As a first step, we're going to implement 2 instructions add (R-type) and addi (I-type). The add instruction adds 64-bit values in two registers, and the addi instruction adds a 64-bit value in a register and a 12-bit immediate value. We can dispatch an execution depending on the opcode field according to Fig 1.3 and Fig 1.4. In the addi instruction, we need to decode 12-bit immediate which is sign extended.

Fig 1.3 Add instruction (Source: RV32I Base Instruction Set table in Volume I: Unprivileged ISA)
Fig 1.4 Addi instruction (Source: RV32I Base Instruction Set table in Volume I: Unprivileged ISA)
src/main.rs
impl Cpu {
...
match opcode {
0x13 => {
// addi
let imm = ((inst & 0xfff00000) as i32 as i64 >> 20) as u64;
self.regs[rd] = self.regs[rs1].wrapping_add(imm);
}
0x33 => {
// add
self.regs[rd] = self.regs[rs1].wrapping_add(self.regs[rs2]);
}
_ => {
dbg!("not implemented yet");
}
}
}
}

The reason using wrapping_add instead of plus (+) operation is to avoid to cause an arithmetic overflow when the result is beyond the boundary of the type of registers which is a 64-bit unsigned integer.

Testing

We're going to test 2 instructions by executing a sample file and check if the registers are expected values. I prepared a sample binary file available at d0iasm/rvemu-for-book/step1/. Download the add-addi.bin file and execute it in your emulator.

To see the registers after an execution is done, I added the dump_registers function. Now, we successfully see the result of addition in the x31 register when we execute the sample binary file.

// add-addi.bin is binary to execute these instructions:
// main:
// . addi x29, x0, 5 // Add 5 and 0, and store the value to x29.
// . addi x30, x0, 37 // Add 37 and 0, and store the value to x30.
// . add x31, x30, x29 // x31 should contain 42 (0x2a).
$ cargo run add-addi.bin
...
x28=0x0 x29=0x5 x30=0x25 x31=0x2a

How to Build Test Binary

Our emulator can execute an ELF binary without any headers and its entry point address is 0x0 . The Makefile helps you build test binary.

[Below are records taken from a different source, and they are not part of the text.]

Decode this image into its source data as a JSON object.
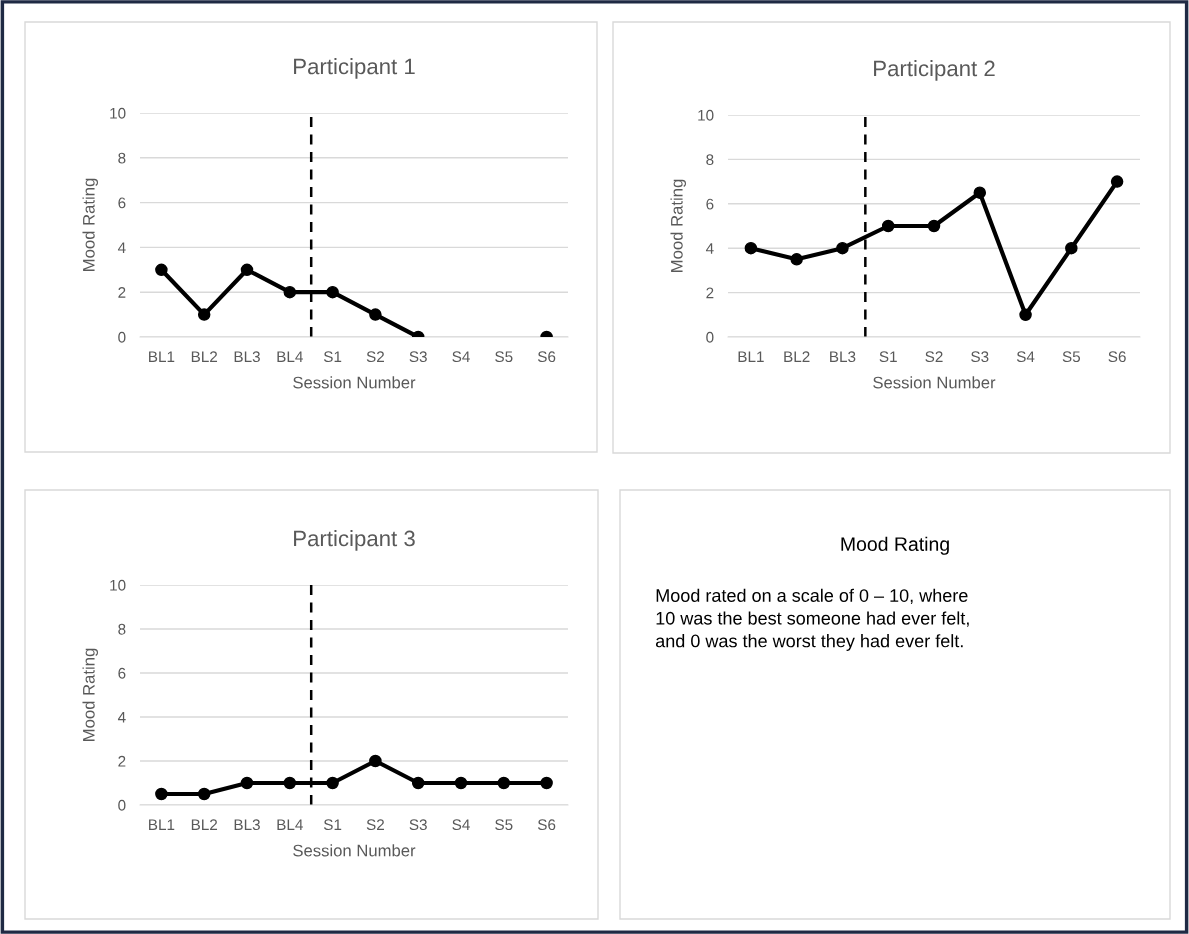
{
  "chart_data": [
    {
      "type": "line",
      "title": "Participant 1",
      "xlabel": "Session Number",
      "ylabel": "Mood Rating",
      "categories": [
        "BL1",
        "BL2",
        "BL3",
        "BL4",
        "S1",
        "S2",
        "S3",
        "S4",
        "S5",
        "S6"
      ],
      "series": [
        {
          "color": "#000000",
          "values": [
            3,
            1,
            3,
            2,
            2,
            1,
            0,
            null,
            null,
            0
          ]
        }
      ],
      "ylim": [
        0,
        10
      ],
      "yticks": [
        0,
        2,
        4,
        6,
        8,
        10
      ],
      "grid": "y",
      "legend": false,
      "marker": "circle",
      "line_style": "solid",
      "ref_lines": [
        {
          "axis": "x",
          "value": "S1",
          "color": "#000000",
          "line_style": "dashed"
        }
      ]
    },
    {
      "type": "line",
      "title": "Participant 2",
      "xlabel": "Session Number",
      "ylabel": "Mood Rating",
      "categories": [
        "BL1",
        "BL2",
        "BL3",
        "S1",
        "S2",
        "S3",
        "S4",
        "S5",
        "S6"
      ],
      "series": [
        {
          "color": "#000000",
          "values": [
            4,
            3.5,
            4,
            5,
            5,
            6.5,
            1,
            4,
            7
          ]
        }
      ],
      "ylim": [
        0,
        10
      ],
      "yticks": [
        0,
        2,
        4,
        6,
        8,
        10
      ],
      "grid": "y",
      "legend": false,
      "marker": "circle",
      "line_style": "solid",
      "ref_lines": [
        {
          "axis": "x",
          "value": "S1",
          "color": "#000000",
          "line_style": "dashed"
        }
      ]
    },
    {
      "type": "line",
      "title": "Participant 3",
      "xlabel": "Session Number",
      "ylabel": "Mood Rating",
      "categories": [
        "BL1",
        "BL2",
        "BL3",
        "BL4",
        "S1",
        "S2",
        "S3",
        "S4",
        "S5",
        "S6"
      ],
      "series": [
        {
          "color": "#000000",
          "values": [
            0.5,
            0.5,
            1,
            1,
            1,
            2,
            1,
            1,
            1,
            1
          ]
        }
      ],
      "ylim": [
        0,
        10
      ],
      "yticks": [
        0,
        2,
        4,
        6,
        8,
        10
      ],
      "grid": "y",
      "legend": false,
      "marker": "circle",
      "line_style": "solid",
      "ref_lines": [
        {
          "axis": "x",
          "value": "S1",
          "color": "#000000",
          "line_style": "dashed"
        }
      ]
    },
    {
      "type": "other",
      "title": "Mood Rating",
      "annotations": [
        "Mood rated on a scale of 0 – 10, where\n10 was the best someone had ever felt,\nand 0 was the worst they had ever felt."
      ]
    }
  ]
}
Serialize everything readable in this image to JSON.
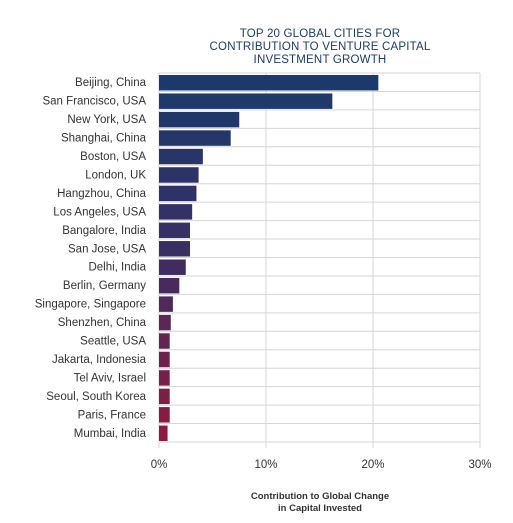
{
  "chart_data": {
    "type": "bar",
    "orientation": "horizontal",
    "title_lines": [
      "TOP 20 GLOBAL CITIES FOR",
      "CONTRIBUTION TO VENTURE CAPITAL",
      "INVESTMENT GROWTH"
    ],
    "xlabel_lines": [
      "Contribution to Global Change",
      "in Capital Invested"
    ],
    "ylabel": "",
    "categories": [
      "Beijing, China",
      "San Francisco, USA",
      "New York, USA",
      "Shanghai, China",
      "Boston, USA",
      "London, UK",
      "Hangzhou, China",
      "Los Angeles, USA",
      "Bangalore, India",
      "San Jose, USA",
      "Delhi, India",
      "Berlin, Germany",
      "Singapore, Singapore",
      "Shenzhen, China",
      "Seattle, USA",
      "Jakarta, Indonesia",
      "Tel Aviv, Israel",
      "Seoul, South Korea",
      "Paris, France",
      "Mumbai, India"
    ],
    "values": [
      20.5,
      16.2,
      7.5,
      6.7,
      4.1,
      3.7,
      3.5,
      3.1,
      2.9,
      2.9,
      2.5,
      1.9,
      1.3,
      1.1,
      1.0,
      1.0,
      1.0,
      1.0,
      1.0,
      0.8
    ],
    "xlim": [
      0,
      30
    ],
    "x_ticks": [
      0,
      10,
      20,
      30
    ],
    "x_tick_labels": [
      "0%",
      "10%",
      "20%",
      "30%"
    ],
    "grid": {
      "vertical": true,
      "horizontal": true
    },
    "legend": "none",
    "colors": {
      "gradient_start": "#1b3a6b",
      "gradient_mid": "#3b2e63",
      "gradient_end": "#8e1a3f",
      "grid": "#d6d6d6",
      "title": "#1d3a6e"
    }
  }
}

$ riscv64-unknown-elf-gcc -Wl,-Ttext=0x0 -nostdlib -o foo foo.s
$ riscv64-unknown-elf-objcopy -O binary foo foo.bin

Disclaimer

The sample file doesn't cover edge cases (e.g. arithmetic overflow). We'll not aim at perfect implementation of our emulator this step and in the following steps because it costs too much. The book just focuses on running xv6 in our emulator and its implementation is possibly wrong or not enough.